Denis Campbell, health correspondent 

Call for ban on TV junk food ads before 9pm watershed

Overhaul regulation to tackle soaring rates of obesity among children and young people, doctors say
  
  

Junk food
Junk food ads on TV are among the main reasons children are tempted to eat unhealthy food. Photograph: Getty Images Photograph: Getty Images

Junk food advertising on television should be banned before the 9pm watershed in an effort to tackle soaring obesity rates among young people, the leader of Britain's children's doctors has urged.

A clampdown on advertising foods high in salt, sugar or fat would help protect children from unwelcome and unhealthy "commercial exploitation", said Dr Hilary Cass, president of the Royal College of Paediatrics and Child Health, which represents 11,500 children's health specialists across the UK.

Existing regulations are too weak and need to be overhauled, she said. "Although they are trying to avoid junk food advertising around specific children's programmes, you've still got it around soaps and other programmes that children watch. So the only realistic way to do it is to have no junk food advertising before the watershed in any programmes at all."

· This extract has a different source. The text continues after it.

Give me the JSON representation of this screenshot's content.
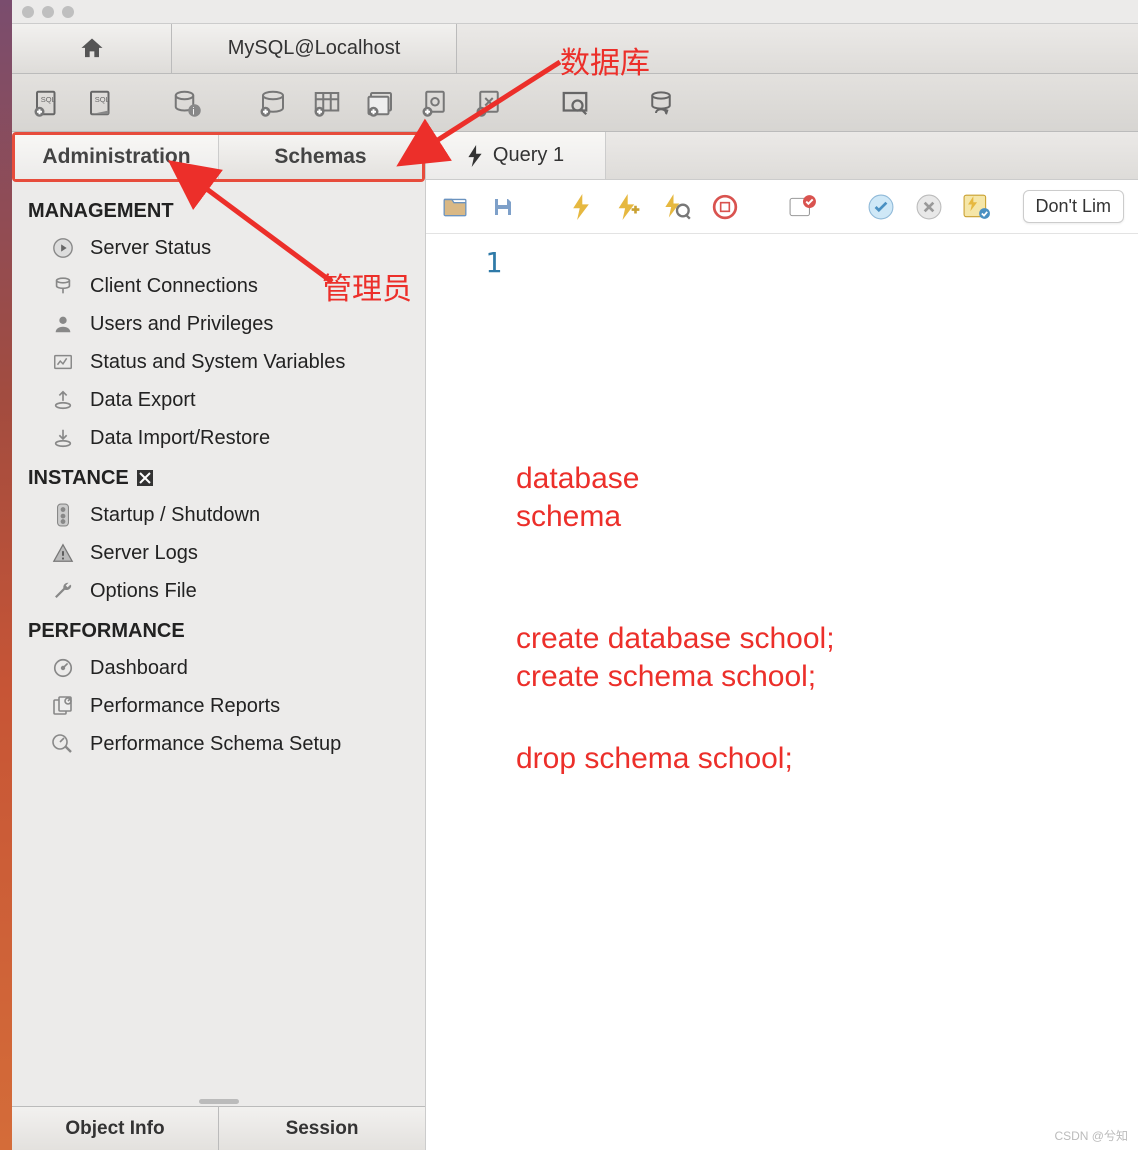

"When children see the adverts they start nagging their parents to get them a McDonald's or whatever. They see something at 6pm on the telly and want a McDonald's that night. It's a similar thing to having sweets at the checkout – get to them then", added Cass, a senior paediatrician at St Thomas's hospital in London.

The coalition should also impose immediate extra taxes on highly-sugared soft drinks and examine the viability of "fat taxes" to reduce consumption of unhealthy foods, she added.

The Food and Drink Federation, which represents big food manufacturers, declined to comment. But Cass's plea was rejected by the Advertising Association, the industry's trade body.

"This call for a watershed ignores the academic evidence and risks overlooking the real causes of childhood obesity", said Sue Eustace, its director of public affairs. "Advertising in the UK has an exemplary record in complying with one of the strictest regulatory regimes in Europe, and is already playing its part with constructive changes to the volume, visibility and content of food ads."